Iran's top leader, Ayatollah Ali Khamenai, may decide to abandon Syria's Bashar Assad if he appears doomed, an analyst says.
"Assad is in deep trouble [and] Khamenei will not want to sink alongside Assad," Meir Javedanfar, an Iranian-born commentator with the Israel-based think tank, MEEPAS, told Radio Free Europe / Radio Liberty.
"The second he realizes that Assad's ship is sinking, and that the situation can't be salvaged, he'd abandon him -- maybe not publicly, but privately," posited Javedanfar. "In fact it would be safe to assume that the Iranians are already privately asking Assad to introduce major reforms. They may even be talking to some elements within the Syrian opposition."
RFE/RL reported that Turkish Foreign Minister Ahmet Davutoglu "read the riot act to the Syrian president" on his visit to Damascus two days ago. Upon returning to Ankara, the news agency said, Davutoglu "implicitly acknowledged" that Turkey had "effectively abandoned Assad" and that its sympathies were now with the opposition.
Davutoglu said that the situation would "be passing through a critical process" in the coming days and that Turkey's "main criterion is that the shape of the process must reflect only the will of the Syrian people."

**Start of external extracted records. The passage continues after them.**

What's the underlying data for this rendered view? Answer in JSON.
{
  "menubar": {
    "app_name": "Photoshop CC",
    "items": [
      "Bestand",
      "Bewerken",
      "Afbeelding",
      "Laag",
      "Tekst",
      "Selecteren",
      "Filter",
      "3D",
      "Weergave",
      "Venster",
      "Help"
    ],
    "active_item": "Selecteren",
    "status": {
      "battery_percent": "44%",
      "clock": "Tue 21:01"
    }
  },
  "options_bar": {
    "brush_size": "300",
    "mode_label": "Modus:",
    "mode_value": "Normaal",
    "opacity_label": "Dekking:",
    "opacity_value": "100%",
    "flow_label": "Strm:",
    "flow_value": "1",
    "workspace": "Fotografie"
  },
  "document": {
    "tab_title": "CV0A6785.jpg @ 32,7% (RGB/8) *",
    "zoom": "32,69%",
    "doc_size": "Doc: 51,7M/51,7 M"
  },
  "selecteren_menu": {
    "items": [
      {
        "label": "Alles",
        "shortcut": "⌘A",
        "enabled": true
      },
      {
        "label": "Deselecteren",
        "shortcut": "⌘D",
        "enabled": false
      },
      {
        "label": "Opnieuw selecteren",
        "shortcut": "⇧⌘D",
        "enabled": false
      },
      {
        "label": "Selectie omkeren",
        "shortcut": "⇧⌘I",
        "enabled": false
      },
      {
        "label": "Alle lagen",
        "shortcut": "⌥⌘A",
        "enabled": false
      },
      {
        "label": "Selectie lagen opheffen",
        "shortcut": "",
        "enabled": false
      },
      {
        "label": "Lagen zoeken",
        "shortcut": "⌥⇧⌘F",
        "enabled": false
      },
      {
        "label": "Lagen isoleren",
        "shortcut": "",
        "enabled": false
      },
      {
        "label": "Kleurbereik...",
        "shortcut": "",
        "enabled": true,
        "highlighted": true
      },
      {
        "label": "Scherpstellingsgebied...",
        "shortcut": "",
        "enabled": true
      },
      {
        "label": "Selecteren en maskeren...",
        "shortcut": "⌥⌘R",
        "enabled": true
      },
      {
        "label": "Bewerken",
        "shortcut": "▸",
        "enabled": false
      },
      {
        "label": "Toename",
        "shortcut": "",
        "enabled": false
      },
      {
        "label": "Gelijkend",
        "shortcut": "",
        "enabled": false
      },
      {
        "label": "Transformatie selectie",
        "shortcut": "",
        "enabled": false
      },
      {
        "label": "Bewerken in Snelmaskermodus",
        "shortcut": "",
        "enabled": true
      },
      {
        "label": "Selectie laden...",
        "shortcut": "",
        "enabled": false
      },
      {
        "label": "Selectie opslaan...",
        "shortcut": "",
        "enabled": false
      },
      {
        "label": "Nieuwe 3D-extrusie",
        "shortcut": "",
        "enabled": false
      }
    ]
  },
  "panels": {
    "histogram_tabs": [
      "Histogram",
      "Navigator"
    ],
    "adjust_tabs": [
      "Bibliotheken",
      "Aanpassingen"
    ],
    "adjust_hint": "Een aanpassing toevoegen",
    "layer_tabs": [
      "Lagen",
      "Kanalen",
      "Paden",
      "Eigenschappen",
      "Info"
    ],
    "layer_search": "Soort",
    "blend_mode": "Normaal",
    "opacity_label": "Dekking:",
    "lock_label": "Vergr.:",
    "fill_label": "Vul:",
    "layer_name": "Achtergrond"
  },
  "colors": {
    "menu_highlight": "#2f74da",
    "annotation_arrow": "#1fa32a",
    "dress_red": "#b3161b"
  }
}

Turkey's position on Syria is also dampening its relations with Iran, which for the time being is backing Assad, a key ally. But Murat Bilhan, an international relations expert and former Turkish diplomat in Iran, said relations between Turkey and Iran -- though colder -- are salvageable.
"I don't think Turkey has lost Iran," he says. "Iran may not be lost but Iran may be a little distant -- more distant than before and they would not trust [each other]. But, if and when Turkish and Iranian interests converge, say for instance in fighting against separatism or something, then they would cooperate."